Mierle Laderman Ukeles cleaning the steps of an art museum differ from Richard Serra flinging molten lead against the walls of an art museum in that one is an action of art and one will produce a piece of art that will remain after the action that created the said art. They are the same in that they are both art because of the intentions that the artists put behind their actions.
The fact that Ukeles performed this action of cleaning stairs at an art museum makes it art because of the message she was sending by cleaning these steps. Hired janitors do not perform maintenance art because their intention is not to make a statement or send a message with their actions, they are just people simply going to work and doing their job each day.
An object does not become art because of the mediums used.
Just because a painting is not on canvas does not mean the painting is not art.

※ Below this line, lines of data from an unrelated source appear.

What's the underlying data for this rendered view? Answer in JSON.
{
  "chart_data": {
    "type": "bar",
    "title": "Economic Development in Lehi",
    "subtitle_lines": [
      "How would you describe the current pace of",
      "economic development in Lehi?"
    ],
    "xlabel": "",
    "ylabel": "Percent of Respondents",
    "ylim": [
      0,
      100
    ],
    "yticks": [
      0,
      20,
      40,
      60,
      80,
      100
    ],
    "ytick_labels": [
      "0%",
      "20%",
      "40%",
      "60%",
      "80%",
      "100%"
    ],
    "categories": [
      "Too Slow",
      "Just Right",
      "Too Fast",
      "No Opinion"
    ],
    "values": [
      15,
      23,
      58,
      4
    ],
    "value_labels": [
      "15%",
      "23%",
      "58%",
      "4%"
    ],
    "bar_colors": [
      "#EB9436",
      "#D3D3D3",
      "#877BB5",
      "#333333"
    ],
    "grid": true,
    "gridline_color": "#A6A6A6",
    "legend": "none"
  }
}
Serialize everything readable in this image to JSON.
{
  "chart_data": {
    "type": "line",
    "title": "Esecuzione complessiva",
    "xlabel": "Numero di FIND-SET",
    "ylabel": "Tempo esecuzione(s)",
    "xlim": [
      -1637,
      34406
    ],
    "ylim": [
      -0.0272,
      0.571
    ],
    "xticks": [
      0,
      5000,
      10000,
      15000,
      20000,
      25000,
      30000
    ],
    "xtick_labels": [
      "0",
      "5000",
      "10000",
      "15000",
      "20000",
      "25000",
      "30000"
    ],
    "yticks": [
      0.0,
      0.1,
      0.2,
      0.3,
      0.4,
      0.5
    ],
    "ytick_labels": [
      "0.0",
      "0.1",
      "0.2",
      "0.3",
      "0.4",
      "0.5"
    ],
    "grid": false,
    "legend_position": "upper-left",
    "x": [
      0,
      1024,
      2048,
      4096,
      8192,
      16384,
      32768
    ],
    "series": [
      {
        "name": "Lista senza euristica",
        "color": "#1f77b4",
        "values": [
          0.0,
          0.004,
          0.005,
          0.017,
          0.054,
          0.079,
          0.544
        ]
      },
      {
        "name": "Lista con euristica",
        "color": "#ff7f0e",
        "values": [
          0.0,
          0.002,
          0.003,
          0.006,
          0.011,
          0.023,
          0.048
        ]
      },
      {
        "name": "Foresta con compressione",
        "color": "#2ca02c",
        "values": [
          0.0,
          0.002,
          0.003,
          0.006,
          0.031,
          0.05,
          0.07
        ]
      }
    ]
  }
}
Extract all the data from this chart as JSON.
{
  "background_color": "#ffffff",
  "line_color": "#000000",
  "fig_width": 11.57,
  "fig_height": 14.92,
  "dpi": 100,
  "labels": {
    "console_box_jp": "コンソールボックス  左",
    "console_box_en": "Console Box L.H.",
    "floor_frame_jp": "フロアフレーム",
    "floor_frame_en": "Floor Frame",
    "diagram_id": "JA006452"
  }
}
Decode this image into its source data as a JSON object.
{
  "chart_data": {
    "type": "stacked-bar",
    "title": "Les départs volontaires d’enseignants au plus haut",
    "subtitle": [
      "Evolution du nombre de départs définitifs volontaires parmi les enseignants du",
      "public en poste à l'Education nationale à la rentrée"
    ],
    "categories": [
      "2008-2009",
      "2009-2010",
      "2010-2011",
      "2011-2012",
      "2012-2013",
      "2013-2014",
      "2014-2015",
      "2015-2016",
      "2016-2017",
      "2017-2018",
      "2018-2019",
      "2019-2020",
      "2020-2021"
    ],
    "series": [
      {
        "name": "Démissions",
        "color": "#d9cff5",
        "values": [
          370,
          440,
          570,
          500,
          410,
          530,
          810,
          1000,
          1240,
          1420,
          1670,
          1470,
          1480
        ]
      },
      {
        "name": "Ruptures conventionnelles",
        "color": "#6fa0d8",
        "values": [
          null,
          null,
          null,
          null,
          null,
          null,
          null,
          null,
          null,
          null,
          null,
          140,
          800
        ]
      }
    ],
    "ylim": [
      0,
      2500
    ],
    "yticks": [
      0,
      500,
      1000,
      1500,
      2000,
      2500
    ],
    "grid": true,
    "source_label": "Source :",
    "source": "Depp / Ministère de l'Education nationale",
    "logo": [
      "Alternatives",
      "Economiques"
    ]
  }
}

Art lies within the intention of the artist not in the materials used to create the art nor where the art piece is located. A painting hung in a house can totally be considered art. Painting a house with a mural with the intention to beautify it will transform the act into art, whereas just painting a house to protect it from the elements would not be art.
Is “women’s work” ever art?
Thinking about this statement has definitely changed my opinion regarding typically domestic activities. The jobs that society usually asigns to women tend to revolve around caretaking and nurturing others and making life easier for those around them.
In this way, women have the intention to lighten the load of other with their actions making women’s work art. Women’s work beautifies and sends a message of care that allows these actions to be justified as art.
P.s. If I had to choose one star on Hollywood Boulevard to clean on my hands and knees I would choose Ryan Reynolds.